CBS News Legal Analyst Andrew Cohen has been keeping an eye on the "Scooter" Libby trial, so you don't have to.


(AP Photo)
We have so far endured only one full day of testimony in the perjury and obstruction trial of former White House aide I. Lewis "Scooter" Libby, but already two distinct-- and distinctly political-- themes have emerged. Because you probably haven't decided to devote your time to monitoring the trial blow-by-blow, here's what you really (and only) need to know.

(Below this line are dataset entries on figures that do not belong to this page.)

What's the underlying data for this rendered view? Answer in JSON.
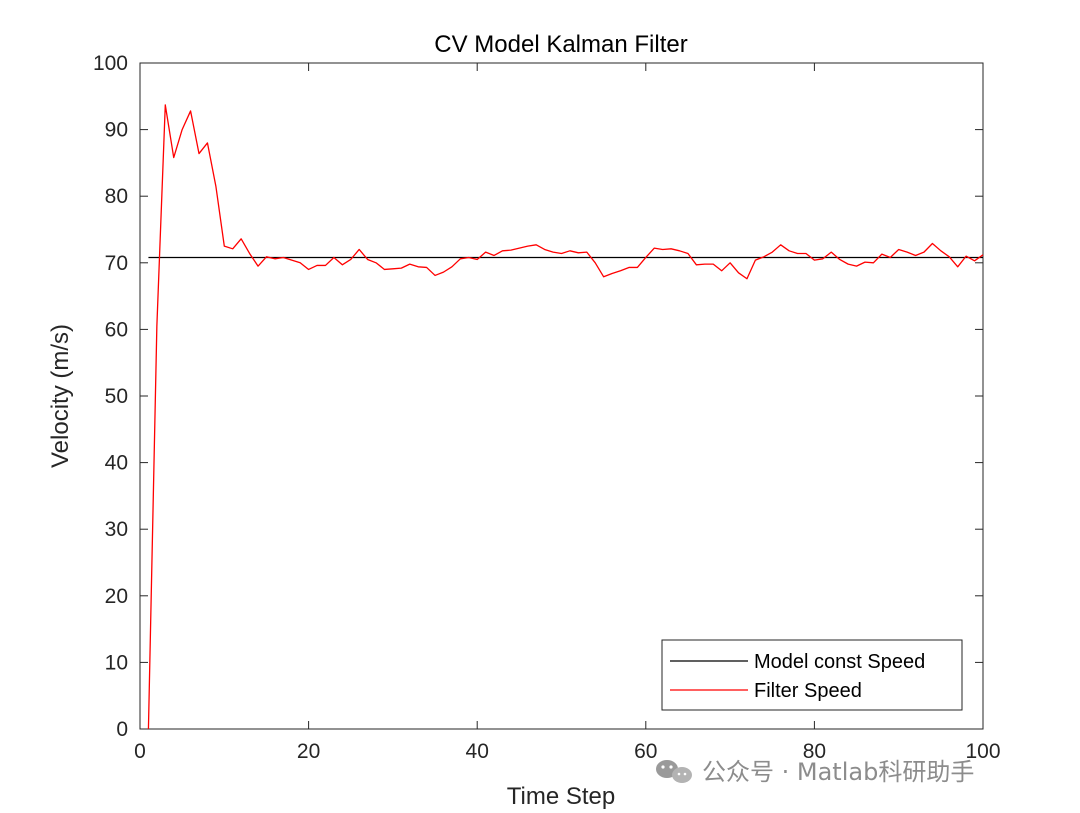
{
  "chart_data": {
    "type": "line",
    "title": "CV Model Kalman Filter",
    "xlabel": "Time Step",
    "ylabel": "Velocity (m/s)",
    "xlim": [
      0,
      100
    ],
    "ylim": [
      0,
      100
    ],
    "xticks": [
      0,
      20,
      40,
      60,
      80,
      100
    ],
    "yticks": [
      0,
      10,
      20,
      30,
      40,
      50,
      60,
      70,
      80,
      90,
      100
    ],
    "xtick_labels": [
      "0",
      "20",
      "40",
      "60",
      "80",
      "100"
    ],
    "ytick_labels": [
      "0",
      "10",
      "20",
      "30",
      "40",
      "50",
      "60",
      "70",
      "80",
      "90",
      "100"
    ],
    "grid": false,
    "legend_position": "bottom-right",
    "series": [
      {
        "name": "Model const Speed",
        "color": "#000000",
        "x": [
          1,
          100
        ],
        "y": [
          70.8,
          70.8
        ]
      },
      {
        "name": "Filter Speed",
        "color": "#ff0000",
        "x": [
          1,
          2,
          3,
          4,
          5,
          6,
          7,
          8,
          9,
          10,
          11,
          12,
          13,
          14,
          15,
          16,
          17,
          18,
          19,
          20,
          21,
          22,
          23,
          24,
          25,
          26,
          27,
          28,
          29,
          30,
          31,
          32,
          33,
          34,
          35,
          36,
          37,
          38,
          39,
          40,
          41,
          42,
          43,
          44,
          45,
          46,
          47,
          48,
          49,
          50,
          51,
          52,
          53,
          54,
          55,
          56,
          57,
          58,
          59,
          60,
          61,
          62,
          63,
          64,
          65,
          66,
          67,
          68,
          69,
          70,
          71,
          72,
          73,
          74,
          75,
          76,
          77,
          78,
          79,
          80,
          81,
          82,
          83,
          84,
          85,
          86,
          87,
          88,
          89,
          90,
          91,
          92,
          93,
          94,
          95,
          96,
          97,
          98,
          99,
          100
        ],
        "y": [
          0,
          60.5,
          93.7,
          85.8,
          90.0,
          92.8,
          86.4,
          88.0,
          81.5,
          72.5,
          72.1,
          73.6,
          71.4,
          69.5,
          70.9,
          70.6,
          70.8,
          70.4,
          70.0,
          69.0,
          69.6,
          69.6,
          70.8,
          69.7,
          70.5,
          72.0,
          70.5,
          70.0,
          69.0,
          69.1,
          69.2,
          69.8,
          69.4,
          69.3,
          68.1,
          68.6,
          69.4,
          70.6,
          70.8,
          70.5,
          71.6,
          71.1,
          71.8,
          71.9,
          72.2,
          72.5,
          72.7,
          72.0,
          71.6,
          71.4,
          71.8,
          71.5,
          71.6,
          70.0,
          67.9,
          68.4,
          68.8,
          69.3,
          69.3,
          70.8,
          72.2,
          72.0,
          72.1,
          71.8,
          71.4,
          69.7,
          69.8,
          69.8,
          68.8,
          70.0,
          68.5,
          67.6,
          70.4,
          70.9,
          71.6,
          72.7,
          71.8,
          71.4,
          71.4,
          70.4,
          70.6,
          71.6,
          70.5,
          69.8,
          69.5,
          70.1,
          70.0,
          71.3,
          70.8,
          72.0,
          71.6,
          71.1,
          71.6,
          72.9,
          71.8,
          70.9,
          69.4,
          71.0,
          70.3,
          71.2
        ]
      }
    ]
  },
  "watermark": {
    "text": "公众号 · Matlab科研助手",
    "icon": "wechat-icon"
  }
}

Through government witnesses, prosecutors so far have tried to give jurors the impression that when it came to "spinning" justifications for (and defenses of) the war in Iraq the White House, surprise surprise, was a nest of vipers in the late spring and summer of 2003. Everyone was pointing a finger at everyone else, government attorneys want jurors believing, which means that it was entirely plausible, if not inevitable, that White House officials ultimately would conspire to point a finger at former Ambassador Joseph Wilson, an administration critic, and his wife, Valerie Plame Wilson.

So jurors heard Wednesday from a fellow named Robert L. Grenier, former CIA Iraq Mission Manager, who told them that Libby summoned him one day in June 2003 because he was "concerned" that Libby's boss, Vice President Dick Cheney, was being blamed for sending Wilson to Niger to check upon the status of Iraq's nuclear weapons program. Libby apparently wanted the world to know that other agencies and folks within the executive branch also were behind the bright idea. Call it the "CYA by use of the CIA."

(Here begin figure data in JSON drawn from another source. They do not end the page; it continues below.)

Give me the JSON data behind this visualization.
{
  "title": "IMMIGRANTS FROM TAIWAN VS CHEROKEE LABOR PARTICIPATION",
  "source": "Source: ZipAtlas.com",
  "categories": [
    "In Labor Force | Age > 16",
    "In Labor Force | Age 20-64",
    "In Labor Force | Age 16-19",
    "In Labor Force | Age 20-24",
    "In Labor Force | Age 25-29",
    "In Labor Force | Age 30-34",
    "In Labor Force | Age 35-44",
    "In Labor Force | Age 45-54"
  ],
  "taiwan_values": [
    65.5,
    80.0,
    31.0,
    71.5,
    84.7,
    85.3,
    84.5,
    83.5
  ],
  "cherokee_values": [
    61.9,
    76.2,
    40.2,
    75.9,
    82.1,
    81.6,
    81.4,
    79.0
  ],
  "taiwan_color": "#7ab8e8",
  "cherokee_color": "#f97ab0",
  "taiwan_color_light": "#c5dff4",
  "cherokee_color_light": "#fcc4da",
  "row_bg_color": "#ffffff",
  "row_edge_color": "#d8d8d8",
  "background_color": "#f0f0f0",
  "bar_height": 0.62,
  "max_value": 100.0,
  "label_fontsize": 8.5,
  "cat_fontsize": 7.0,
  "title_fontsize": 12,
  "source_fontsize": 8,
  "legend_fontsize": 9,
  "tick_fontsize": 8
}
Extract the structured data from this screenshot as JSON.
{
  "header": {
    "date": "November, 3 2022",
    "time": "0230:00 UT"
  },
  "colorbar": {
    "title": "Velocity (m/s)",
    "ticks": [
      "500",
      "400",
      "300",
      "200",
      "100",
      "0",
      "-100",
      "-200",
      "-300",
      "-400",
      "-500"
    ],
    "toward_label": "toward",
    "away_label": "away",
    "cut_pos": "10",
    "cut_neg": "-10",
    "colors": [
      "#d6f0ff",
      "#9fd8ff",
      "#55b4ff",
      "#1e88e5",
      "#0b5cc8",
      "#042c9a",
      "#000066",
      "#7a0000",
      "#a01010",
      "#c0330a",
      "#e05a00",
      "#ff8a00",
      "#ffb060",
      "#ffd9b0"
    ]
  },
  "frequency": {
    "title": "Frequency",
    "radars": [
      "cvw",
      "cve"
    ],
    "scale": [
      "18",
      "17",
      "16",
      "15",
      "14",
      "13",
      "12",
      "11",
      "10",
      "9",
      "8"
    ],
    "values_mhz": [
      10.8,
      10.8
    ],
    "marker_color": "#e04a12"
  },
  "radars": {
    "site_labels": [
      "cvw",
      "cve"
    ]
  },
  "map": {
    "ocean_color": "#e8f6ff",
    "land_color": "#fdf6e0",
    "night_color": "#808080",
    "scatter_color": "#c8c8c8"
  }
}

The defense, meanwhile, wants to give jurors the impression as the trial begins that no one involved in this case today remembers what the heck they said or did in 2003. Now, the idea that our leaders, the cream of our political and military and diplomatic crop, could be so addled and distracted and overwhelmed in the moment that they don't remember individual events and episodes a few years earlier is probably as scary to you as it is to me. But it's a core part of the Libby defense. If no one else remembers much detail from those heady days back in 2003, why should Libby go to prison for having a faulty memory?

Which brings us back to our friend Grenier, the former CIA honcho. On cross-examination, reports the Associated Press, defense attorneys got Grenier to "acknowledge he hadn't been able to recall for the FBI in December 2003 whether he told Libby about Plame's job at CIA, and that he still was uncertain when he testified to the grand jury in January 2004 and July 2005." But, he told jurors, he kept "going over it again and again in my mind…" until he came to a different conclusion. Not credible, say defense attorneys. Not exactly confidence-inducing, says me.